30 October 2023 • Faculty International Perspectives on the Israeli-Palestinian Conflict

Hobart and William Smith will host a panel discussion offering insights from international experts on the ongoing conflict in the Middle East.

On Wednesday, Nov. 1, a panel of three scholars will present three perspectives on the Israeli-Palestinian conflict, highlighting American Jewish views on the situation, analysis of American foreign policy and the public perception in Indonesian, home to the largest Muslim population in the world.

Professor of Religious Studies Michael Dobkowski, Professor of International Relations Kevin Dunn and Achmad Munjid, an assistant professor of intercultural studies at Gadjah Mada University in Indonesia, will begin their discussion at 5 p.m. in the Sanford Room of the Warren Hunting Smith Library.

A scholar of the Holocaust, genocide, nuclear weapons and anti-Semitism, Dobkowski teaches courses in Jewish Studies and Holocaust and Genocide Studies, serves as the coordinator of the Holocaust Studies Minor, and is a founding member and current co-chair of the Genocide and Human Rights Symposium.

Dunn has produced a wide-ranging body of scholarship examining international relations theory, African politics, and punk rock around the world. His research focuses predominantly on the African Great Lakes Region (Uganda, Rwanda, Burundi, Congo, Tanzania) and issues in that region concerning security, development, regionalization/globalization and international relations.

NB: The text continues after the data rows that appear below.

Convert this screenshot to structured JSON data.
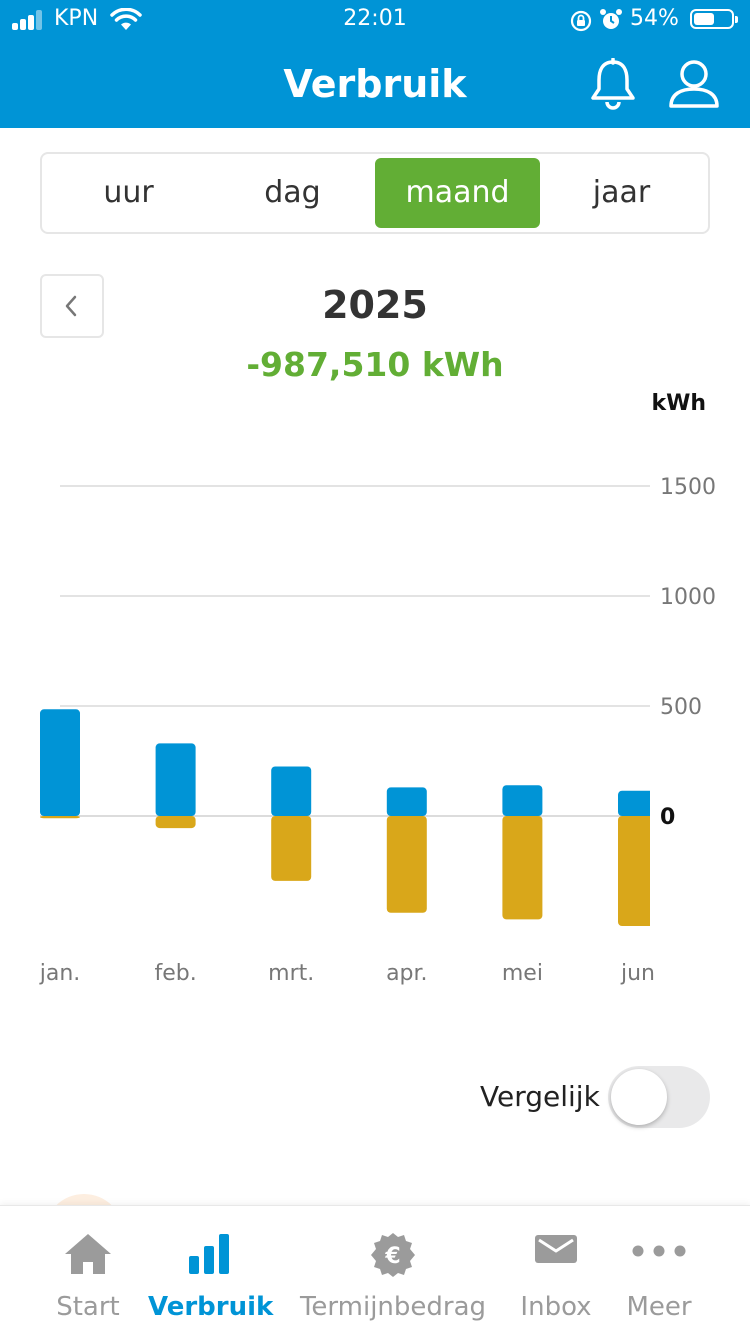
{
  "status_bar": {
    "carrier": "KPN",
    "time": "22:01",
    "battery": "54%"
  },
  "header": {
    "title": "Verbruik",
    "icons": [
      "bell-icon",
      "user-icon"
    ]
  },
  "period_tabs": [
    {
      "label": "uur",
      "active": false
    },
    {
      "label": "dag",
      "active": false
    },
    {
      "label": "maand",
      "active": true
    },
    {
      "label": "jaar",
      "active": false
    }
  ],
  "period": {
    "year": "2025",
    "total": "-987,510 kWh"
  },
  "chart_data": {
    "type": "bar",
    "stacked": true,
    "unit": "kWh",
    "categories": [
      "jan.",
      "feb.",
      "mrt.",
      "apr.",
      "mei",
      "jun"
    ],
    "series": [
      {
        "values": [
          485,
          330,
          225,
          130,
          140,
          115
        ],
        "color": "#0094d6"
      },
      {
        "values": [
          -10,
          -55,
          -295,
          -440,
          -470,
          -500
        ],
        "color": "#d9a71a"
      }
    ],
    "y_ticks": [
      "1500",
      "1000",
      "500",
      "0"
    ],
    "ylim": [
      -800,
      1500
    ],
    "grid": true
  },
  "compare": {
    "label": "Vergelijk",
    "enabled": false
  },
  "tab_bar": [
    {
      "label": "Start",
      "icon": "home-icon",
      "active": false
    },
    {
      "label": "Verbruik",
      "icon": "bar-chart-icon",
      "active": true
    },
    {
      "label": "Termijnbedrag",
      "icon": "euro-badge-icon",
      "active": false
    },
    {
      "label": "Inbox",
      "icon": "envelope-icon",
      "active": false
    },
    {
      "label": "Meer",
      "icon": "more-dots-icon",
      "active": false
    }
  ]
}
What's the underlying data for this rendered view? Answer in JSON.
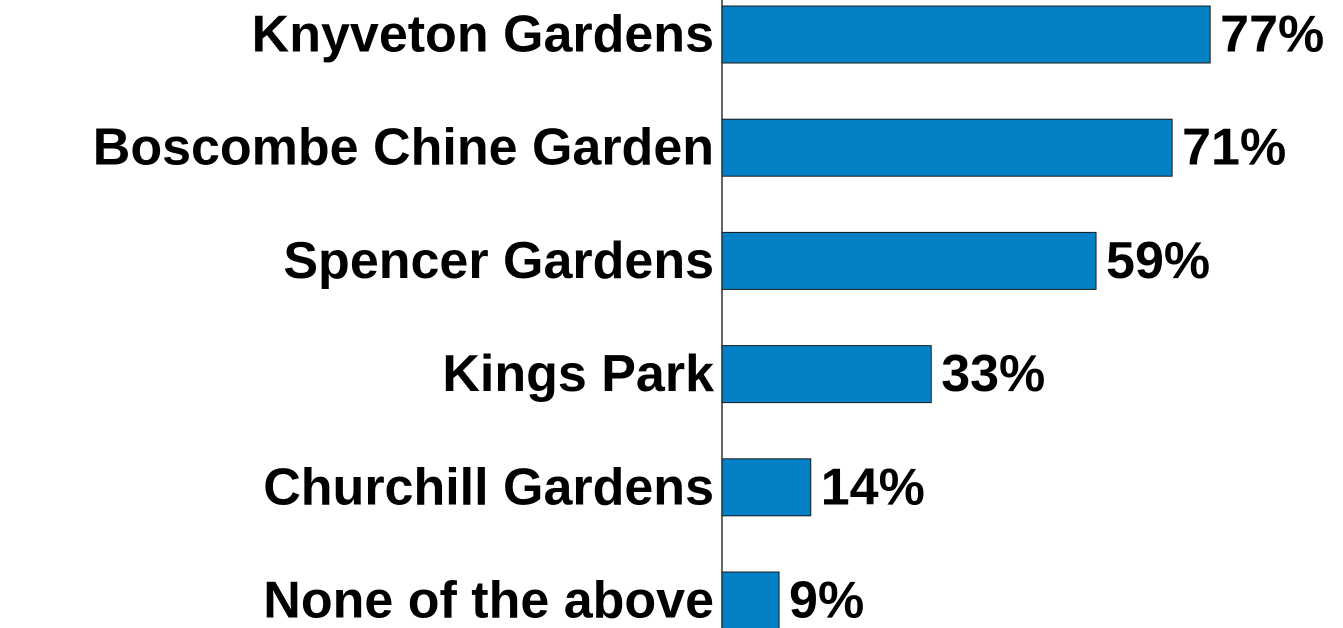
{
  "chart_data": {
    "type": "bar",
    "orientation": "horizontal",
    "title": "",
    "xlabel": "",
    "ylabel": "",
    "categories": [
      "Knyveton Gardens",
      "Boscombe Chine Garden",
      "Spencer Gardens",
      "Kings Park",
      "Churchill Gardens",
      "None of the above"
    ],
    "values": [
      77,
      71,
      59,
      33,
      14,
      9
    ],
    "value_suffix": "%",
    "data_labels": [
      "77%",
      "71%",
      "59%",
      "33%",
      "14%",
      "9%"
    ],
    "xlim": [
      0,
      100
    ],
    "grid": false,
    "legend": "none",
    "colors": {
      "bar": "#0481C6",
      "bar_stroke": "#1a1a1a",
      "axis": "#333333",
      "text": "#000000"
    }
  }
}
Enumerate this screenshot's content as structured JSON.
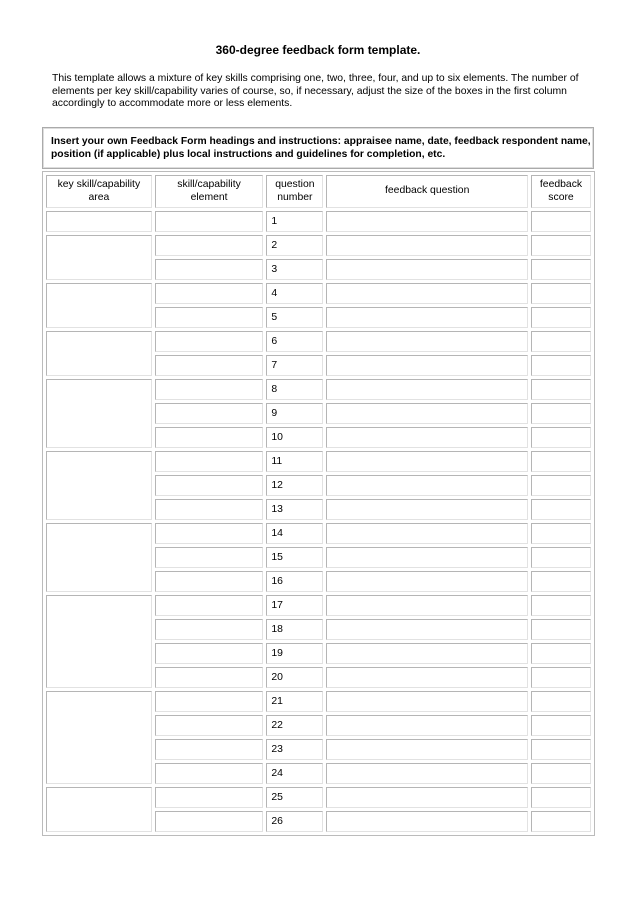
{
  "title": "360-degree feedback form template.",
  "intro": "This template allows a mixture of key skills comprising one, two, three, four, and up to six elements. The number of elements per key skill/capability varies of course, so, if necessary, adjust the size of the boxes in the first column accordingly to accommodate more or less elements.",
  "instructions": "Insert your own Feedback Form headings and instructions: appraisee name, date, feedback respondent name, position (if applicable) plus local instructions and guidelines for completion, etc.",
  "table": {
    "headers": [
      "key skill/capability area",
      "skill/capability element",
      "question number",
      "feedback question",
      "feedback score"
    ],
    "groups": [
      [
        1
      ],
      [
        2,
        3
      ],
      [
        4,
        5
      ],
      [
        6,
        7
      ],
      [
        8,
        9,
        10
      ],
      [
        11,
        12,
        13
      ],
      [
        14,
        15,
        16
      ],
      [
        17,
        18,
        19,
        20
      ],
      [
        21,
        22,
        23,
        24
      ],
      [
        25,
        26
      ]
    ]
  }
}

Muynjid’s research explores Muslim-Christian relations, freedom of religion, religious pluralism and tolerance, religious fundamentalism, secularization, religion and violence, trauma and memory, death and dying, and world literature.

The Nov. 1 panel continues the campus dialogue that began in October. The conversation, organized by Office of Academic and Faculty Affairs and the Office of Diversity, Equity and Inclusion, featured Dobkowski, Associate Professor of Religious Studies Shalahudin Kafrawi, Professor of International Relations Stacey Philbrick Yadav and Professor of Religious Studies Richard Salter.